Cole is also looking into programs related to race relations similar to the ones he envisions for consent. He would like to institutionalize the conversation in order to not only recruit a diverse population, but retain that population.
“How well you respond to the concerns of your students of color cannot depend on a few very vocal black student leaders putting issues front and center,” Cole said “It can’t be a couple administrators at the highest levels who think that this is an issue. The institution itself has to have some kind of reoccurring evaluation how they’re succeeding in incorporating students of color and where there are areas of improvement.”
He said raising a student’s awareness of diversity is essential to post-graduation preparedness.
“The university should be used as a vehicle to better the individuals at our school,” Cole said. “And I don’t think you can be a career-ready young professional, regardless of your field and area of study, you cannot be a functioning member of society without an awareness.”
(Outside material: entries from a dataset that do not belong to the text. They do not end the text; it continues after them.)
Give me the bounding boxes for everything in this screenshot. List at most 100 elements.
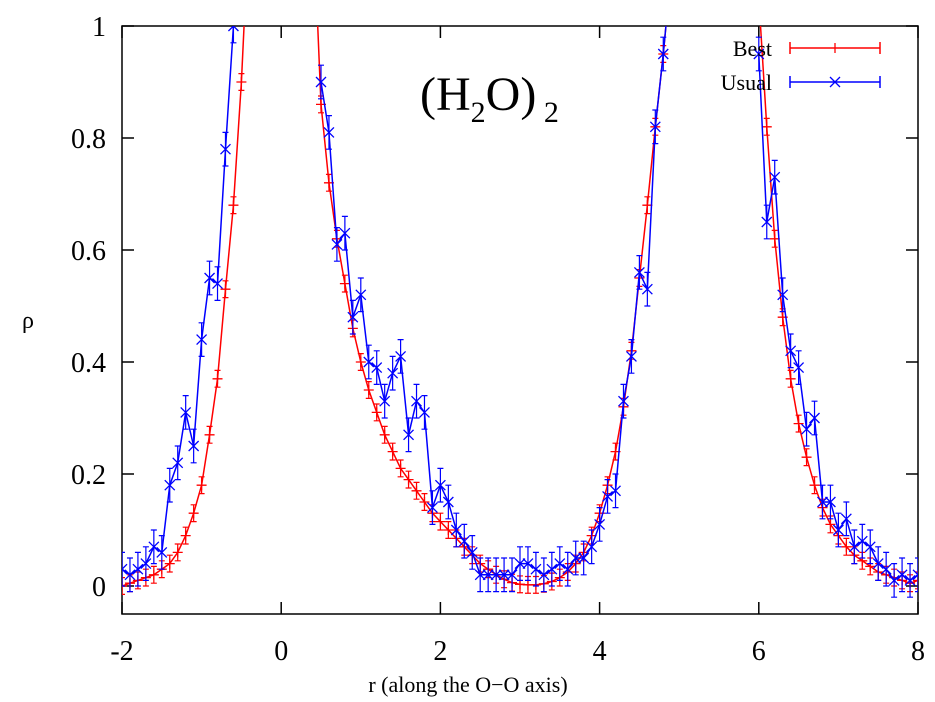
marker — [570, 552, 582, 564]
annotation-part: O) — [486, 68, 537, 121]
marker — [474, 569, 486, 581]
marker — [649, 121, 661, 133]
marker — [450, 524, 462, 536]
marker — [888, 574, 900, 586]
marker — [904, 574, 916, 586]
marker — [514, 558, 526, 570]
marker — [156, 546, 168, 558]
marker — [411, 485, 422, 496]
marker — [602, 490, 614, 502]
x-tick-label: 4 — [593, 636, 607, 667]
marker — [769, 171, 781, 183]
marker — [355, 289, 367, 301]
x-tick-label: -2 — [110, 636, 133, 667]
marker — [793, 362, 805, 374]
marker — [554, 558, 566, 570]
marker — [339, 278, 350, 289]
marker — [148, 569, 159, 580]
marker — [395, 350, 407, 362]
marker — [403, 429, 415, 441]
marker — [387, 367, 399, 379]
marker — [586, 541, 598, 553]
marker — [122, 563, 128, 575]
marker — [562, 563, 574, 575]
marker — [824, 496, 836, 508]
marker — [188, 440, 200, 452]
marker — [594, 518, 606, 530]
marker — [633, 266, 645, 278]
marker — [618, 395, 629, 407]
x-axis-label: r (along the O−O axis) — [368, 672, 567, 697]
error-bar — [122, 551, 125, 587]
marker — [610, 485, 621, 497]
error-bar — [122, 577, 125, 595]
marker — [443, 525, 454, 535]
marker — [578, 552, 590, 564]
marker — [315, 76, 327, 88]
error-bar — [915, 557, 918, 593]
x-tick-label: 2 — [433, 636, 447, 667]
marker — [801, 423, 813, 435]
marker — [395, 463, 406, 474]
marker — [546, 563, 558, 575]
marker — [753, 48, 765, 60]
marker — [212, 373, 223, 384]
marker — [371, 407, 382, 418]
marker — [339, 227, 351, 239]
marker — [657, 48, 669, 60]
marker — [172, 547, 183, 558]
series-group — [122, 0, 918, 598]
marker — [411, 395, 422, 407]
y-tick-label: 1 — [92, 12, 106, 43]
marker — [832, 524, 844, 536]
marker — [466, 546, 478, 558]
marker — [379, 429, 390, 440]
marker — [132, 563, 144, 575]
marker — [809, 412, 820, 424]
y-tick-label: 0 — [92, 572, 106, 603]
marker — [323, 126, 335, 138]
marker — [506, 569, 518, 581]
marker — [204, 272, 216, 284]
marker — [498, 569, 510, 581]
marker — [387, 446, 398, 457]
marker — [848, 541, 860, 553]
marker — [172, 457, 184, 469]
marker — [228, 200, 239, 211]
marker — [403, 474, 414, 485]
marker — [754, 0, 764, 3]
annotation-part: (H — [420, 68, 471, 121]
marker — [355, 357, 366, 367]
marker — [522, 558, 534, 570]
plot-frame — [121, 25, 919, 615]
marker — [363, 385, 374, 395]
marker — [347, 311, 359, 323]
error-bar — [756, 0, 762, 6]
marker — [785, 345, 797, 357]
x-tick-label: 0 — [274, 636, 288, 667]
marker — [913, 575, 918, 586]
marker — [761, 121, 772, 132]
marker — [220, 284, 231, 295]
marker — [801, 452, 812, 463]
marker — [872, 558, 884, 570]
annotation-part: 2 — [536, 96, 559, 129]
marker — [530, 563, 542, 575]
marker — [148, 541, 160, 553]
marker — [880, 563, 892, 575]
marker — [419, 497, 430, 507]
marker — [809, 480, 820, 491]
y-tick-label: 0.4 — [71, 348, 106, 379]
marker — [458, 535, 470, 547]
annotation-part: 2 — [471, 96, 486, 129]
y-tick-label: 0.8 — [71, 124, 106, 155]
marker — [817, 496, 828, 508]
marker — [641, 283, 653, 295]
marker — [419, 406, 430, 418]
marker — [442, 496, 454, 508]
annotation: (H2O) 2 — [420, 68, 559, 129]
y-tick-label: 0.2 — [71, 460, 106, 491]
marker — [122, 581, 127, 591]
marker — [188, 508, 199, 519]
marker — [164, 558, 175, 569]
Cole said his main focus concerning student wellness was mental wellness and the university’s Counseling and Psychological Services program.
Cole said after reviewing data with the director of CAPS, Lisa Lauterbach, they found soon as classes resume, CAPS becomes booked two to three weeks in advance.
He said that while the number of staff members has stayed the same, the number of students who use the services has gone up by about 15 percent. Cole said CAPS needs more staff members to get the waiting time down.